Is $\ell_2$ the right loss at low $t$? Near the data manifold, the marginal $q(\mathbf{x}_t)$ is no longer well-approximated as Gaussian, and $\ell_2$ supervision is known to produce blurry outputs. A perceptual or adversarial loss at late stages seems worth exploring.

How coarse can the curriculum be? In principle one stage per timestep is ideal, but $K = 100$ or even $K = 50$ coarse stages are far more practical. It is not obvious how much of the trajectory structure is lost by coarsening, and where the quality cliff lies.
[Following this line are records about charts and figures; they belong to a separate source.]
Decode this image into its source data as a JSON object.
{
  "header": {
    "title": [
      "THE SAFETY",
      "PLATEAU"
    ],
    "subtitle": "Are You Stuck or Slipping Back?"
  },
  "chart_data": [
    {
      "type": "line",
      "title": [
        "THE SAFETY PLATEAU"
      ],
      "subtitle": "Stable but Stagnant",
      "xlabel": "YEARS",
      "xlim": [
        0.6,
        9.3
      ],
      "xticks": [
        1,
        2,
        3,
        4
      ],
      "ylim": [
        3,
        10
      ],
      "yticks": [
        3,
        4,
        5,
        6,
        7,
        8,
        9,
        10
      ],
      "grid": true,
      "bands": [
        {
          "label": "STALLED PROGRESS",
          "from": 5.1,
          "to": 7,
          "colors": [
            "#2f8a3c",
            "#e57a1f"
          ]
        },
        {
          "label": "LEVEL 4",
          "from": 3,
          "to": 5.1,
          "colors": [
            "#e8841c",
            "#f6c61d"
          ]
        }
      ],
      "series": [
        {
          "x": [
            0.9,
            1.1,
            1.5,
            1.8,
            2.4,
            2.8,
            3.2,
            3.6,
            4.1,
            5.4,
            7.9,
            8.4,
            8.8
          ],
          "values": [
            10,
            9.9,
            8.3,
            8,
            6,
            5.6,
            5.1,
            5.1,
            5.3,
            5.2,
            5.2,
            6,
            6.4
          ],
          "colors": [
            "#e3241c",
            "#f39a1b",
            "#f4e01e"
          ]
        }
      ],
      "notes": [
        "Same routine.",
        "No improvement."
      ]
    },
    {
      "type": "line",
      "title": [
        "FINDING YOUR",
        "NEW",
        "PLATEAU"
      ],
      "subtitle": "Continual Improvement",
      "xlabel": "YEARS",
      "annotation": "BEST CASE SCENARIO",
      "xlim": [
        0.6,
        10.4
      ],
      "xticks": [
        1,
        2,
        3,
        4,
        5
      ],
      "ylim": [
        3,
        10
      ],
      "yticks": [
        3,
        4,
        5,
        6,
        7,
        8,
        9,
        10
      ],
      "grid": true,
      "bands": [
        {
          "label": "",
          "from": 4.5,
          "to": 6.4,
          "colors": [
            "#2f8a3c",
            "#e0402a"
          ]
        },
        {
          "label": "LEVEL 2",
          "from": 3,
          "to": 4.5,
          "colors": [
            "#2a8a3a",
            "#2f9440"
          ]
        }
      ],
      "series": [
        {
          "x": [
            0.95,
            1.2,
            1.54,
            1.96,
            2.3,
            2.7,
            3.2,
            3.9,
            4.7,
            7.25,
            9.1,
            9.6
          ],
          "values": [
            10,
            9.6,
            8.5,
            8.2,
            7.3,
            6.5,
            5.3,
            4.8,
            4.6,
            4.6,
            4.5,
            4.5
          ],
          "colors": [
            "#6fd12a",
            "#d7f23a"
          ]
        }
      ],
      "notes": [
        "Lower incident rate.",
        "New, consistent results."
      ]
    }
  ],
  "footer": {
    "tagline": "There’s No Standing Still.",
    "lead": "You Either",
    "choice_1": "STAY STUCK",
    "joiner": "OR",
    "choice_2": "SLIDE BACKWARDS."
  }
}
Does the consistency regularizer need to be global? The current form only ties adjacent stages. A stronger version might enforce that the model’s entire learned trajectory up to stage $k$ is globally coherent — closer in spirit to the consistency constraint in Song et al. — though this would be significantly more expensive to compute.

Where this leaves me

The honest answer is: this is a thought, not yet a result. I find the framing compelling because it gives the one-step objective a clear geometric grounding — something that most distillation approaches lack. Whether the compounding gains from curriculum training actually outweigh the additional complexity is an empirical question I haven’t answered yet.

But I think the directional intuition is right. A model that has been taught to respect the geometry of the diffusion trajectory should generalize better to one-step generation than one that has only ever seen endpoints. That seems worth testing.